The new Zetasizer Helix from Malvern Instruments enables the detailed study of mechanisms of protein aggregation and is a powerful tool for early stage biopharmaceutical development.
This new system combines industry-leading Zetasizer dynamic light scattering (DLS) technology, for sizing of proteins and other biomolecules, with Raman spectroscopy. Raman spectroscopy enables monitoring of the changes in secondary and tertiary protein structure.
The combination of DLS and Raman spectroscopy allows measurement of protein size and structure from a single small volume sample, providing unique insight into protein folding, unfolding, aggregation, agglomeration and oligomerization. Such detailed information supports both the effective application of Quality by Design and the efficient development of biosimilars.

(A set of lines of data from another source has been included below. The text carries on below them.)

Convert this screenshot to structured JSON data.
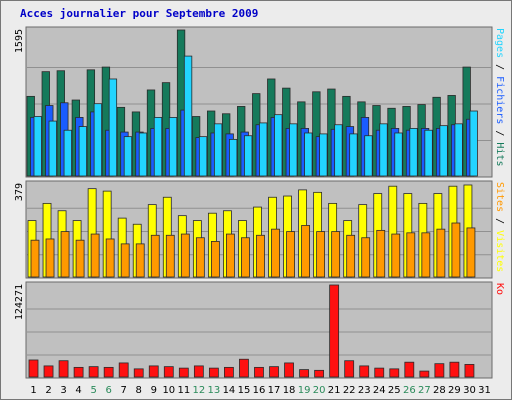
{
  "title": "Acces journalier pour Septembre 2009",
  "colors": {
    "hits": "#157a5b",
    "files": "#1a5cff",
    "pages": "#22d4ff",
    "visits": "#ffff00",
    "sites": "#ff9900",
    "ko": "#ff1010",
    "weekend": "#2a8a5a",
    "weekday": "#000000",
    "panel": "#c0c0c0",
    "gridline": "#909090"
  },
  "chart_data": [
    {
      "type": "bar",
      "panel": "hits-files-pages",
      "ymax_label": "1595",
      "ylim": [
        0,
        1595
      ],
      "right_labels": [
        {
          "text": "Pages",
          "color": "#22d4ff"
        },
        {
          "text": "Fichiers",
          "color": "#1a5cff"
        },
        {
          "text": "Hits",
          "color": "#157a5b"
        }
      ],
      "categories": [
        "1",
        "2",
        "3",
        "4",
        "5",
        "6",
        "7",
        "8",
        "9",
        "10",
        "11",
        "12",
        "13",
        "14",
        "15",
        "16",
        "17",
        "18",
        "19",
        "20",
        "21",
        "22",
        "23",
        "24",
        "25",
        "26",
        "27",
        "28",
        "29",
        "30",
        "31"
      ],
      "weekend_days": [
        "5",
        "6",
        "12",
        "13",
        "19",
        "20",
        "26",
        "27"
      ],
      "series": [
        {
          "name": "Hits",
          "values": [
            870,
            1140,
            1150,
            830,
            1160,
            1190,
            750,
            700,
            940,
            1020,
            1595,
            650,
            710,
            680,
            760,
            900,
            1060,
            960,
            810,
            920,
            950,
            870,
            810,
            770,
            740,
            760,
            780,
            860,
            880,
            1190,
            null
          ]
        },
        {
          "name": "Fichiers",
          "values": [
            640,
            770,
            800,
            640,
            700,
            500,
            480,
            480,
            520,
            520,
            720,
            420,
            470,
            460,
            480,
            560,
            640,
            520,
            520,
            430,
            510,
            540,
            640,
            500,
            520,
            500,
            520,
            520,
            560,
            620,
            null
          ]
        },
        {
          "name": "Pages",
          "values": [
            650,
            600,
            500,
            540,
            790,
            1060,
            430,
            470,
            640,
            640,
            1310,
            430,
            570,
            400,
            440,
            580,
            670,
            570,
            470,
            460,
            560,
            460,
            440,
            570,
            470,
            520,
            500,
            550,
            570,
            710,
            null
          ]
        }
      ]
    },
    {
      "type": "bar",
      "panel": "visits-sites",
      "ymax_label": "379",
      "ylim": [
        0,
        379
      ],
      "right_labels": [
        {
          "text": "Sites",
          "color": "#ff9900"
        },
        {
          "text": "Visites",
          "color": "#ffff00"
        }
      ],
      "categories": [
        "1",
        "2",
        "3",
        "4",
        "5",
        "6",
        "7",
        "8",
        "9",
        "10",
        "11",
        "12",
        "13",
        "14",
        "15",
        "16",
        "17",
        "18",
        "19",
        "20",
        "21",
        "22",
        "23",
        "24",
        "25",
        "26",
        "27",
        "28",
        "29",
        "30",
        "31"
      ],
      "series": [
        {
          "name": "Visites",
          "values": [
            230,
            300,
            270,
            230,
            360,
            350,
            240,
            215,
            295,
            325,
            250,
            230,
            260,
            270,
            230,
            285,
            325,
            330,
            355,
            345,
            300,
            230,
            295,
            340,
            370,
            340,
            300,
            340,
            370,
            375,
            null
          ]
        },
        {
          "name": "Sites",
          "values": [
            150,
            155,
            185,
            150,
            175,
            155,
            135,
            135,
            170,
            170,
            175,
            160,
            145,
            175,
            160,
            170,
            195,
            185,
            210,
            185,
            185,
            170,
            160,
            190,
            175,
            180,
            180,
            195,
            220,
            200,
            null
          ]
        }
      ]
    },
    {
      "type": "bar",
      "panel": "ko",
      "ymax_label": "124271",
      "ylim": [
        0,
        124271
      ],
      "right_labels": [
        {
          "text": "Ko",
          "color": "#ff1010"
        }
      ],
      "categories": [
        "1",
        "2",
        "3",
        "4",
        "5",
        "6",
        "7",
        "8",
        "9",
        "10",
        "11",
        "12",
        "13",
        "14",
        "15",
        "16",
        "17",
        "18",
        "19",
        "20",
        "21",
        "22",
        "23",
        "24",
        "25",
        "26",
        "27",
        "28",
        "29",
        "30",
        "31"
      ],
      "series": [
        {
          "name": "Ko",
          "values": [
            23000,
            15000,
            22000,
            13000,
            14000,
            13000,
            19000,
            11000,
            15000,
            14000,
            12000,
            15000,
            12000,
            13000,
            24000,
            13000,
            14000,
            19000,
            10000,
            9000,
            124271,
            22000,
            15000,
            12000,
            11000,
            20000,
            8000,
            18000,
            20000,
            17000,
            null
          ]
        }
      ]
    }
  ]
}
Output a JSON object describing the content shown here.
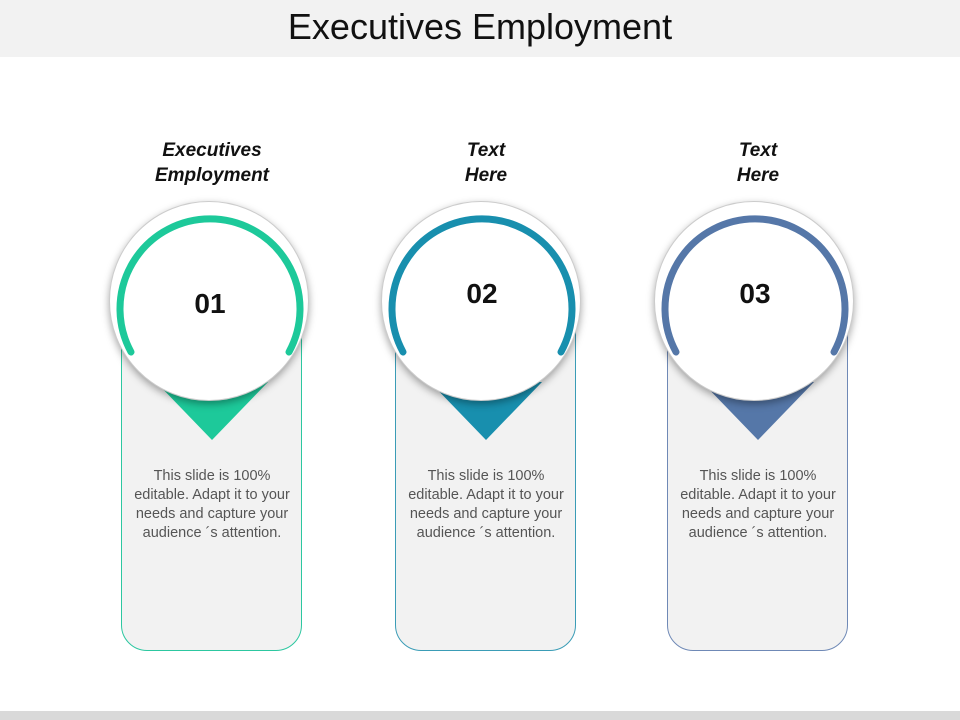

Raman spectroscopy delivers information on protein unfolding by monitoring the variations in molecular vibrations that result from changes in secondary and tertiary protein structure. The combination of dynamic light scattering with Raman spectroscopy characterizes a wealth of chemical, structural, and physical parameters of biotherapeutic proteins under formulation conditions, at high concentrations up to 100mg/ml and using a wide range of buffers and excipients.
Parameters measured include: secondary and tertiary protein structure; melting temperature; onset temperature of aggregation; and transition enthalpy values; as well as aggregation propensity and protein solubility.
The Zetasizer Helix is the latest commercialised product to emerge from Malvern’s Bioscience Development Initiative (BDI), a collaborative research program dedicated to providing solutions to the evolving needs of the biopharmaceutical industry. A key priority for the industry is obtaining a greater understanding and control over the formulation process, a need exacerbated by the increasing adoption of QbD.
By allowing users to fully scope protein behavior within a formulation the Zetasizer Helix provides insight at the molecular level as to which variables trigger, for example, oligomerization and aggregation, supporting a QbD approach.